Les espèces d’oiseaux qui vivent dans les alpages sont pour la plupart insectivores et leurs populations sont en contact avec les troupeaux domestiques. Si ces oiseaux profitent des pelouses et prairies gagnées sur la forêt grâce au pâturage, l’influence que peut avoir la présence d’un troupeau sur leur territoire ne fait pas consensus. Un des mécanismes par lesquels les troupeaux domestiques pourraient influencer les oiseaux sauvages serait la privation, ou au contraire la mise à disposition, de ressources en insectes. Cependant cette hypothèse n’a jamais pu être testée jusqu’ici, notamment du fait de fortes contraintes techniques : ce genre d’études reposait sur l’analyse des fèces (crottes), mais les restes d’insectes sont très dégradés par la digestion des oiseaux.
Le développement de nouvelles technologies et de nouvelles approches méthodologiques basées sur l’ADN ou, comme dans notre étude, sur l’analyse des isotopes stables du carbone et de l’azote (des atomes de structures élémentaires inhabituelles, trouvés en très petite quantité dans la nature), permettent aujourd’hui de mener des études quantitatives des régimes alimentaires des oiseaux insectivores, et ce sans les déranger (ces espèces sont en grande majorité protégées).

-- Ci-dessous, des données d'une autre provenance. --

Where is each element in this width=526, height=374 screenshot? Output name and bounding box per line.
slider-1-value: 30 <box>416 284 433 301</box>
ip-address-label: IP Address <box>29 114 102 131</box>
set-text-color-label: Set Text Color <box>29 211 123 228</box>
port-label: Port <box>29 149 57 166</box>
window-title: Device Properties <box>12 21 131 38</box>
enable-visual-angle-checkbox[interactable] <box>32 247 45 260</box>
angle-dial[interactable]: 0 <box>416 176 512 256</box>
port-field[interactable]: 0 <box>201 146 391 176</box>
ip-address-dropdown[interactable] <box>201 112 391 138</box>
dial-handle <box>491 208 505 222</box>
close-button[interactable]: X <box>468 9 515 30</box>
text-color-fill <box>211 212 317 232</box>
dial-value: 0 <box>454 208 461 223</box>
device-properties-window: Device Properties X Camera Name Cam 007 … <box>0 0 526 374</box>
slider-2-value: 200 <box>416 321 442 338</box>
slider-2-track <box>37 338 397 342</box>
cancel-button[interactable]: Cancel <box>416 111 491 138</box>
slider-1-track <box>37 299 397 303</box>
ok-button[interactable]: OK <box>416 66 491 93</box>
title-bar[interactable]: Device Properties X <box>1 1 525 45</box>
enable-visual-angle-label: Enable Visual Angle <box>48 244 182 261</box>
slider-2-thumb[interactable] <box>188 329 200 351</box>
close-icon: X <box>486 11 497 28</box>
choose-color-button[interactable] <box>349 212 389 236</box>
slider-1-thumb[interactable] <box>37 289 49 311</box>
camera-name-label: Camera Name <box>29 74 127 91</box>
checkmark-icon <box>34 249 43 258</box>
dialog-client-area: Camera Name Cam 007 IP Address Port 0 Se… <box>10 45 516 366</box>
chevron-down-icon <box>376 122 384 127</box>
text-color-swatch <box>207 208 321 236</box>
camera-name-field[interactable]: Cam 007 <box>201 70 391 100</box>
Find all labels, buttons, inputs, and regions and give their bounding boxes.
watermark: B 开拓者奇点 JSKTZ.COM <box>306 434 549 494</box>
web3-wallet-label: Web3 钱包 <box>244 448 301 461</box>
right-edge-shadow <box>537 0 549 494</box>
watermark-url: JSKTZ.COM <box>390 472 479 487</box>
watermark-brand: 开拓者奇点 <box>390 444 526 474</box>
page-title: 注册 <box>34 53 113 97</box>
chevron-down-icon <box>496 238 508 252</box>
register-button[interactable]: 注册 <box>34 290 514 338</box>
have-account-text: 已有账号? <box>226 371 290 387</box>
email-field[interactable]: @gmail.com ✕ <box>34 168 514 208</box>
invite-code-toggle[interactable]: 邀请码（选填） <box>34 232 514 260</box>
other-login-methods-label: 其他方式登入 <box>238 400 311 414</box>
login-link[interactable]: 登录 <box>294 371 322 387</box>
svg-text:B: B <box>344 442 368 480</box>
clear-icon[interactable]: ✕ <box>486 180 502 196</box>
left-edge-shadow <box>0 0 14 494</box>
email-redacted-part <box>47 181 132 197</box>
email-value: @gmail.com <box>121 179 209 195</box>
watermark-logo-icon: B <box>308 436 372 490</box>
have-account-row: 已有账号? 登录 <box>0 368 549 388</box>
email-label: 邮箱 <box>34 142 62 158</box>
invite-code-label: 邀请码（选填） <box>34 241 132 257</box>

L’étude mise en place dans les Pyrénées et le Mercantour révèle ainsi que deux espèces d’oiseaux insectivores de montagne – les plus communes au-dessus de 1800 mètres : le Pipit spioncelle et le Traquet motteux - changent de régime alimentaire dès que l’habitat est pâturé, même à très faible intensité. Au niveau des sites pâturés plus intensivement, ce changement de régime alimentaire devient plus marqué également. Ces oiseaux communs passent ainsi d’une alimentation très majoritairement composée d’insectes herbivores, comme les criquets ou les chenilles de papillons, à une alimentation majoritairement composée d’arthropodes présentant d’autres régimes alimentaires : des prédateurs (araignées), des coprophages (coléoptères), ou encore des détritivores (diptères aux larves aquatiques, comme les « cousins » par exemple) … Il semble donc que les oiseaux les plus communs des estives et des alpages sachent tirer parti de la présence des troupeaux pour se procurer de la nourriture ! Une adaptation logique pour ces espèces spécialistes des milieux herbacés, souvent « ouverts » sous l’effet de la dent des herbivores. Les prochaines étapes seront d’étudier les réponses au gradient de pâturage d’autres espèces d’oiseaux, moins communes, et d’identifier grâce aux technologies basées sur l’ADN quelles sont les espèces d’insectes consommées et leur intérêt énergétique.
En mettant en évidence un lien fonctionnel fort entre le pâturage et le régime alimentaire des oiseaux dans les milieux pastoraux d’altitude cette étude illustre comment, c’est-à-dire par quel mécanisme biologique, les activités pastorales peuvent directement concerner les gestionnaires de la biodiversité. Une information également utile pour affiner l’expertise sur le pâturage extensif, une pratique souvent considérée comme positive pour la biodiversité mais qui fait l’objet de débats dans la gestion des espaces en montagne.
* CNRS, Universités de Montpellier, Lyon 1, et Tromsø (Norvège).
Référence complète de l’article : Chiffard, J., Bentaleb, I., Yoccoz, N. G., Fourel, F., Blanquet, E., & Besnard, A. (2023). Grazing intensity drives a trophic shift in the diet of common alpine birds. Agriculture, Ecosystems & Environment, 348, 108418.